Alternative category meaning, not the reference category. The logistic
coefficient is the expected amount of change in the logit for each one unit
change in the predictor. The logit is what is being predicted; it is the odds of
membership in the category of the outcome variable which has been specified
(here the first value: 1 was specified, rather than the alternative values 2 or
3). The closer a logistic coefficient is to zero, the less influence the
predictor has in predicting the logit. The table also displays the standard
error, Wald statistic, df, Sig. (p-value); as well as the Exp(B)
and confidence interval for the Exp(B). The Wald test (and associated p-value)
is used to evaluate whether or not the logistic coefficient is different than
zero. The Exp(B) is the odds ratio associated with each predictor. We expect
predictors which increase the logit to display Exp(B) greater than 1.0, those
predictors which do not have an effect on the logit will display an Exp(B) of
1.0 and predictors which decease the logit will have Exp(B) values less than
1.0. As an example, we can see that a one unit change in x3 does not
significantly change the odds of being classified in the first category of the
outcome variable relative to the second or third categories of the outcome
variable, while controlling for the influence of the other predictors.
The Classification Table (above) shows how well our full model correctly
classifies cases.
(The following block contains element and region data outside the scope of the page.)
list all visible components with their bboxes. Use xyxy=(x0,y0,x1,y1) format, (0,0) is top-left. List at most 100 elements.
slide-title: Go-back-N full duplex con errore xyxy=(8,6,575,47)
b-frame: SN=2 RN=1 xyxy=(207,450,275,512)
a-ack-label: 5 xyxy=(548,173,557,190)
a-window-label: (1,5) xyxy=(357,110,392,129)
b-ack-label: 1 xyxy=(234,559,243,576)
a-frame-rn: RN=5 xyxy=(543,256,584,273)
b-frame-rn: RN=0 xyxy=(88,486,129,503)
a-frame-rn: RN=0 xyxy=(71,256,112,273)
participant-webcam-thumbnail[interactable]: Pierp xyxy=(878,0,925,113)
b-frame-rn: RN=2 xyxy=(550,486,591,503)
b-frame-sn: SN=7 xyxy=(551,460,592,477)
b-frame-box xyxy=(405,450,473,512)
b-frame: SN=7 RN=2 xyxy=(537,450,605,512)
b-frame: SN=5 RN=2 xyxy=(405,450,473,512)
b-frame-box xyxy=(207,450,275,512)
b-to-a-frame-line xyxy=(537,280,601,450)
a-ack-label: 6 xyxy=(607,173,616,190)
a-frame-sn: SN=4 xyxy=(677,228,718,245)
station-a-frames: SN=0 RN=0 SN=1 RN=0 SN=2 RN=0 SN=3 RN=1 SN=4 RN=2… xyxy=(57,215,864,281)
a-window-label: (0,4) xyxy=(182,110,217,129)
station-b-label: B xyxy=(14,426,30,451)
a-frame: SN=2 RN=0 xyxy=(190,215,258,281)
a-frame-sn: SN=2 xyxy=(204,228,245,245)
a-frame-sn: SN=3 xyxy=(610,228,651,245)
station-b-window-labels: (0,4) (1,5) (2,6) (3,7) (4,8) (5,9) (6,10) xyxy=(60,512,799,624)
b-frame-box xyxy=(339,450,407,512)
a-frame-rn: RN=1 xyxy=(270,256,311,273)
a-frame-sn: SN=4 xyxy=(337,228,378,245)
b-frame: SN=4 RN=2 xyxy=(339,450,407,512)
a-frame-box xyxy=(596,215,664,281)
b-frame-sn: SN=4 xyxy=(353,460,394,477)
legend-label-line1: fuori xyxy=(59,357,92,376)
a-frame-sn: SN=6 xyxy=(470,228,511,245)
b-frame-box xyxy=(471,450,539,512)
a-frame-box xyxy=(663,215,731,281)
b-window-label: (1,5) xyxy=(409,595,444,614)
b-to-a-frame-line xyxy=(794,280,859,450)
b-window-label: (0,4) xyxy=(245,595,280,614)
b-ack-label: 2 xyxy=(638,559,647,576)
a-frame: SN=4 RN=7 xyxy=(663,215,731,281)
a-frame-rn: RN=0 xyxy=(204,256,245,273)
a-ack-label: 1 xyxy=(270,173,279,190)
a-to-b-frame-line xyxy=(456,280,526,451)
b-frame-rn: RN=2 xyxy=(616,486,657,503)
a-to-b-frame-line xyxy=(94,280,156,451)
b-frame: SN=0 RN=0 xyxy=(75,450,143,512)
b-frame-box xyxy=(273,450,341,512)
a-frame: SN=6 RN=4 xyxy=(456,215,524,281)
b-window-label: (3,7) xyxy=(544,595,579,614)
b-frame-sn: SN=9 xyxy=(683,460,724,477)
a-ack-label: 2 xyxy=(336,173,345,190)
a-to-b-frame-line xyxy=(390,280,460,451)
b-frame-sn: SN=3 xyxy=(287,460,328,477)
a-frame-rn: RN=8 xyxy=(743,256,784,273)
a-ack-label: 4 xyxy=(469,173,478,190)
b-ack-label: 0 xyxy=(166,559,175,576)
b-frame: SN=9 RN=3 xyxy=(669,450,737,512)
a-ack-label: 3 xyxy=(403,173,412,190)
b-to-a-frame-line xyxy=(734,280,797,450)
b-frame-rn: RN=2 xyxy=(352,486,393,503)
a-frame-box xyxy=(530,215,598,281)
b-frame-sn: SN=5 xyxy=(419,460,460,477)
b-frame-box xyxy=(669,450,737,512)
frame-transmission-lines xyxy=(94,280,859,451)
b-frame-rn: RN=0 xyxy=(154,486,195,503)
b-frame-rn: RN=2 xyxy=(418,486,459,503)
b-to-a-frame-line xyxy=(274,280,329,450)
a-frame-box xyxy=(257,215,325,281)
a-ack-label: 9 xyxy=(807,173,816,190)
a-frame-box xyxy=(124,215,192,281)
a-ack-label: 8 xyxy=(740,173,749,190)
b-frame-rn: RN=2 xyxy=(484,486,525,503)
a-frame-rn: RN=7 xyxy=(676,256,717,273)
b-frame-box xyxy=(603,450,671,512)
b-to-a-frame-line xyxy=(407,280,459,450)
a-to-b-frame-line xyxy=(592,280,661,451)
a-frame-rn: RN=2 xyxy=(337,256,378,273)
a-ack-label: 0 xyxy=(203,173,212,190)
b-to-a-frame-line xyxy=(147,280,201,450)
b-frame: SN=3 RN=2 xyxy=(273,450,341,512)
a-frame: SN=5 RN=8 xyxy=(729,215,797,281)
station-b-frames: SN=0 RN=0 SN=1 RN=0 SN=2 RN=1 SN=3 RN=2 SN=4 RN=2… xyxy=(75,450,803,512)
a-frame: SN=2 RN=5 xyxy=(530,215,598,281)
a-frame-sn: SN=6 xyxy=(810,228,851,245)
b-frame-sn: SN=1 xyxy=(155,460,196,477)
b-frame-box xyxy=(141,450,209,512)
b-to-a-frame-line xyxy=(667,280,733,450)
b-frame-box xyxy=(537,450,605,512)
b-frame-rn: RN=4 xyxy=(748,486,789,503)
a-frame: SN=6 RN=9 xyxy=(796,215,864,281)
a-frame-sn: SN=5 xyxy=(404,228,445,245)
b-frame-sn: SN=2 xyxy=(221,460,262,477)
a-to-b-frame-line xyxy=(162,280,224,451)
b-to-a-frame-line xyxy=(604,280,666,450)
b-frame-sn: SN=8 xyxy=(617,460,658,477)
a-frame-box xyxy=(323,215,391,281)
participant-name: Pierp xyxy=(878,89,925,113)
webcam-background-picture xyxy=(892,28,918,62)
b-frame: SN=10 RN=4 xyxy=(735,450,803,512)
A perfect model would show only values on the
diagonal--correctly classifying all cases. Adding across the rows represents the
number of cases in each category in the actual data and adding down the columns
represents the number of cases in each category as classified by the full model.
The key piece of information is the overall percentage in the lower right corner
which shows our model (with all predictors & the constant) is 99.2% accurate;
which is excellent.
As with most of the tutorials / pages within this site, this page should not
be considered an exhaustive review of the topic covered and it should not be
considered a substitute for a good textbook.